Are Newton's three laws of motion essentially correct

[Antonio Lao]

But for all relativistic mechanics, it is the square of energy that can describe the linear momentum of light

E^2 = c^2 \mathbf{p}^2 + m^2 c^4

when the mass is zero, such as that for a photon, its energy becomes purely kinetic, then its momentum is

p =\frac{E}{c}

this implies that when mass is zero, the momentum turns from a vector into a scalar at the maximum speed of c. In other words, the photon has none of that directional properties. Its is motionless.

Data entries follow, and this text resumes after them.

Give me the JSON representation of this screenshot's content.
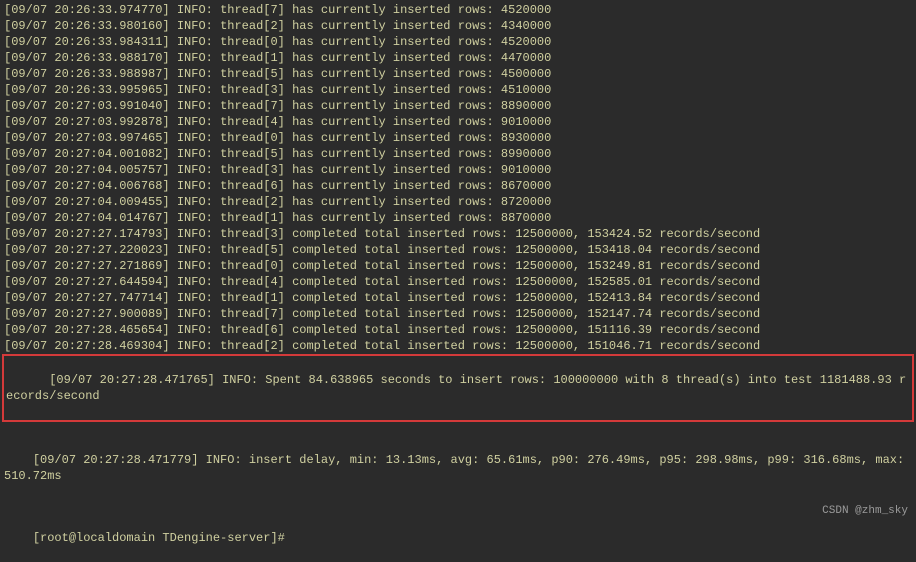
{
  "insert_lines": [
    {
      "ts": "[09/07 20:26:33.974770]",
      "lvl": "INFO:",
      "th": "thread[7]",
      "txt": "has currently inserted rows: 4520000"
    },
    {
      "ts": "[09/07 20:26:33.980160]",
      "lvl": "INFO:",
      "th": "thread[2]",
      "txt": "has currently inserted rows: 4340000"
    },
    {
      "ts": "[09/07 20:26:33.984311]",
      "lvl": "INFO:",
      "th": "thread[0]",
      "txt": "has currently inserted rows: 4520000"
    },
    {
      "ts": "[09/07 20:26:33.988170]",
      "lvl": "INFO:",
      "th": "thread[1]",
      "txt": "has currently inserted rows: 4470000"
    },
    {
      "ts": "[09/07 20:26:33.988987]",
      "lvl": "INFO:",
      "th": "thread[5]",
      "txt": "has currently inserted rows: 4500000"
    },
    {
      "ts": "[09/07 20:26:33.995965]",
      "lvl": "INFO:",
      "th": "thread[3]",
      "txt": "has currently inserted rows: 4510000"
    },
    {
      "ts": "[09/07 20:27:03.991040]",
      "lvl": "INFO:",
      "th": "thread[7]",
      "txt": "has currently inserted rows: 8890000"
    },
    {
      "ts": "[09/07 20:27:03.992878]",
      "lvl": "INFO:",
      "th": "thread[4]",
      "txt": "has currently inserted rows: 9010000"
    },
    {
      "ts": "[09/07 20:27:03.997465]",
      "lvl": "INFO:",
      "th": "thread[0]",
      "txt": "has currently inserted rows: 8930000"
    },
    {
      "ts": "[09/07 20:27:04.001082]",
      "lvl": "INFO:",
      "th": "thread[5]",
      "txt": "has currently inserted rows: 8990000"
    },
    {
      "ts": "[09/07 20:27:04.005757]",
      "lvl": "INFO:",
      "th": "thread[3]",
      "txt": "has currently inserted rows: 9010000"
    },
    {
      "ts": "[09/07 20:27:04.006768]",
      "lvl": "INFO:",
      "th": "thread[6]",
      "txt": "has currently inserted rows: 8670000"
    },
    {
      "ts": "[09/07 20:27:04.009455]",
      "lvl": "INFO:",
      "th": "thread[2]",
      "txt": "has currently inserted rows: 8720000"
    },
    {
      "ts": "[09/07 20:27:04.014767]",
      "lvl": "INFO:",
      "th": "thread[1]",
      "txt": "has currently inserted rows: 8870000"
    },
    {
      "ts": "[09/07 20:27:27.174793]",
      "lvl": "INFO:",
      "th": "thread[3]",
      "txt": "completed total inserted rows: 12500000, 153424.52 records/second"
    },
    {
      "ts": "[09/07 20:27:27.220023]",
      "lvl": "INFO:",
      "th": "thread[5]",
      "txt": "completed total inserted rows: 12500000, 153418.04 records/second"
    },
    {
      "ts": "[09/07 20:27:27.271869]",
      "lvl": "INFO:",
      "th": "thread[0]",
      "txt": "completed total inserted rows: 12500000, 153249.81 records/second"
    },
    {
      "ts": "[09/07 20:27:27.644594]",
      "lvl": "INFO:",
      "th": "thread[4]",
      "txt": "completed total inserted rows: 12500000, 152585.01 records/second"
    },
    {
      "ts": "[09/07 20:27:27.747714]",
      "lvl": "INFO:",
      "th": "thread[1]",
      "txt": "completed total inserted rows: 12500000, 152413.84 records/second"
    },
    {
      "ts": "[09/07 20:27:27.900089]",
      "lvl": "INFO:",
      "th": "thread[7]",
      "txt": "completed total inserted rows: 12500000, 152147.74 records/second"
    },
    {
      "ts": "[09/07 20:27:28.465654]",
      "lvl": "INFO:",
      "th": "thread[6]",
      "txt": "completed total inserted rows: 12500000, 151116.39 records/second"
    },
    {
      "ts": "[09/07 20:27:28.469304]",
      "lvl": "INFO:",
      "th": "thread[2]",
      "txt": "completed total inserted rows: 12500000, 151046.71 records/second"
    }
  ],
  "summary_line": {
    "ts": "[09/07 20:27:28.471765]",
    "lvl": "INFO:",
    "txt": "Spent 84.638965 seconds to insert rows: 100000000 with 8 thread(s) into test 1181488.93 records/second"
  },
  "delay_line": {
    "ts": "[09/07 20:27:28.471779]",
    "lvl": "INFO:",
    "txt": "insert delay, min: 13.13ms, avg: 65.61ms, p90: 276.49ms, p95: 298.98ms, p99: 316.68ms, max: 510.72ms"
  },
  "prompt": "[root@localdomain TDengine-server]#",
  "watermark": "CSDN @zhm_sky"
}
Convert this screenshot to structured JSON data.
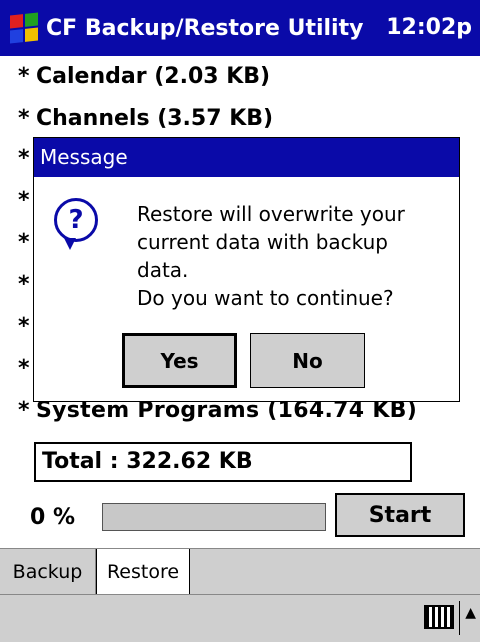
{
  "app": {
    "title": "CF Backup/Restore Utility",
    "clock": "12:02p"
  },
  "items": [
    {
      "bullet": "*",
      "text": "Calendar (2.03 KB)"
    },
    {
      "bullet": "*",
      "text": "Channels (3.57 KB)"
    },
    {
      "bullet": "*",
      "text": ""
    },
    {
      "bullet": "*",
      "text": ""
    },
    {
      "bullet": "*",
      "text": ""
    },
    {
      "bullet": "*",
      "text": ""
    },
    {
      "bullet": "*",
      "text": ""
    },
    {
      "bullet": "*",
      "text": ""
    },
    {
      "bullet": "*",
      "text": "System Programs (164.74 KB)"
    }
  ],
  "total": {
    "label": "Total :",
    "value": "322.62 KB"
  },
  "progress": {
    "label": "0 %",
    "percent": 0
  },
  "start_label": "Start",
  "tabs": [
    {
      "label": "Backup"
    },
    {
      "label": "Restore"
    }
  ],
  "dialog": {
    "title": "Message",
    "icon": "?",
    "lines": [
      "Restore will overwrite your",
      "current data with backup",
      "data.",
      "Do you want to continue?"
    ],
    "yes_label": "Yes",
    "no_label": "No"
  },
  "colors": {
    "titlebar": "#0a0aa8",
    "chrome": "#cfcfcf",
    "windows_logo": [
      "#e02020",
      "#20a020",
      "#2040e0",
      "#f0c000"
    ]
  }
}
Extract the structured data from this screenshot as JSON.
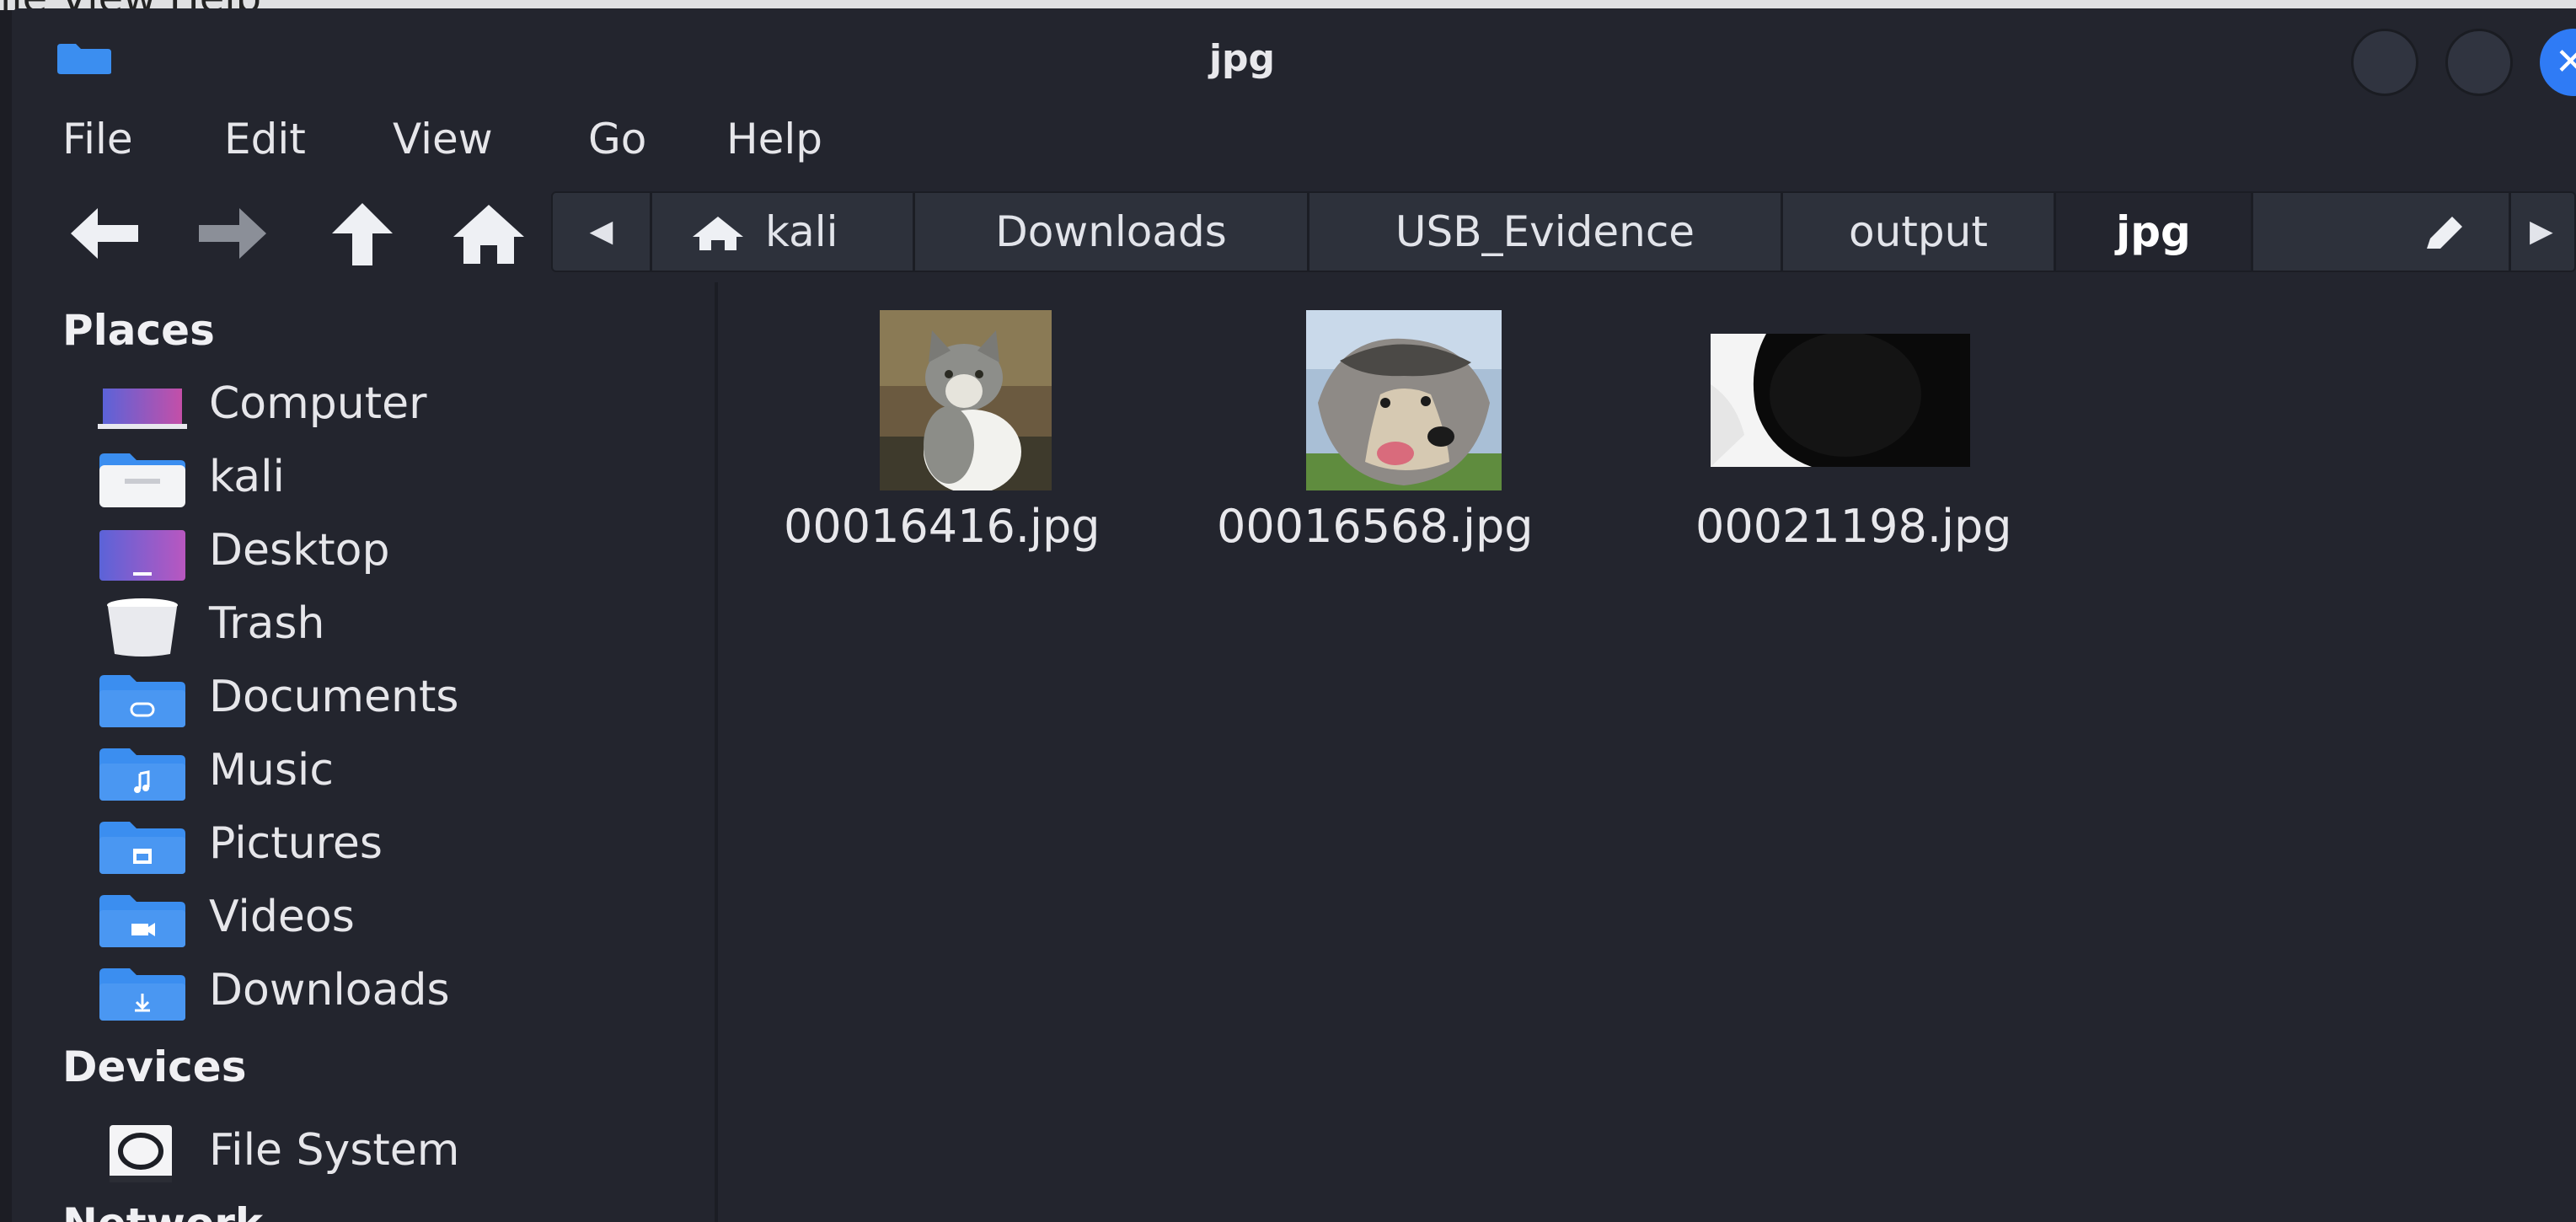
{
  "background_text": "ile View Help",
  "window": {
    "title": "jpg",
    "accent_color": "#2f7bf5",
    "background_color": "#23252e"
  },
  "menu": [
    "File",
    "Edit",
    "View",
    "Go",
    "Help"
  ],
  "toolbar": {
    "back_icon": "arrow-left-icon",
    "forward_icon": "arrow-right-icon",
    "up_icon": "arrow-up-icon",
    "home_icon": "home-icon"
  },
  "path": {
    "segments": [
      "kali",
      "Downloads",
      "USB_Evidence",
      "output",
      "jpg"
    ],
    "active": "jpg",
    "edit_icon": "pencil-icon"
  },
  "sidebar": {
    "places_title": "Places",
    "places": [
      {
        "label": "Computer",
        "icon": "computer-icon"
      },
      {
        "label": "kali",
        "icon": "home-folder-icon"
      },
      {
        "label": "Desktop",
        "icon": "desktop-icon"
      },
      {
        "label": "Trash",
        "icon": "trash-icon"
      },
      {
        "label": "Documents",
        "icon": "documents-folder-icon"
      },
      {
        "label": "Music",
        "icon": "music-folder-icon"
      },
      {
        "label": "Pictures",
        "icon": "pictures-folder-icon"
      },
      {
        "label": "Videos",
        "icon": "videos-folder-icon"
      },
      {
        "label": "Downloads",
        "icon": "downloads-folder-icon"
      }
    ],
    "devices_title": "Devices",
    "devices": [
      {
        "label": "File System",
        "icon": "drive-icon"
      }
    ],
    "network_title": "Network"
  },
  "files": [
    {
      "name": "00016416.jpg",
      "thumbnail": "cat-thumbnail"
    },
    {
      "name": "00016568.jpg",
      "thumbnail": "dog-thumbnail"
    },
    {
      "name": "00021198.jpg",
      "thumbnail": "dark-image-thumbnail"
    }
  ]
}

So applying Newton's 1st law, the photon is either at rest or moving at a constant speed of c in an inertial frame of reference.

 

[InvariantBrian]

The virial theorem says that <T> = <V>/2, so the kinetic energy is
double the potential for a 1/r potentialv Also,we know that Newton's Third law works for gravity, which is a 1/r potential.

 

[InvariantBrian]

In order to do this RIGHT you need to use 4 vector analysis which does
indeed have directions to it. The E = p*c is the magnitude of the
momentum. What is right is E = sqrt(p^2*c^2) where p^2 is really the
inner product of the regular momentum (as a vector).

 

[Antonio Lao]

Thanks for the math. Gonna work on it some more till I am eligible for a PhD.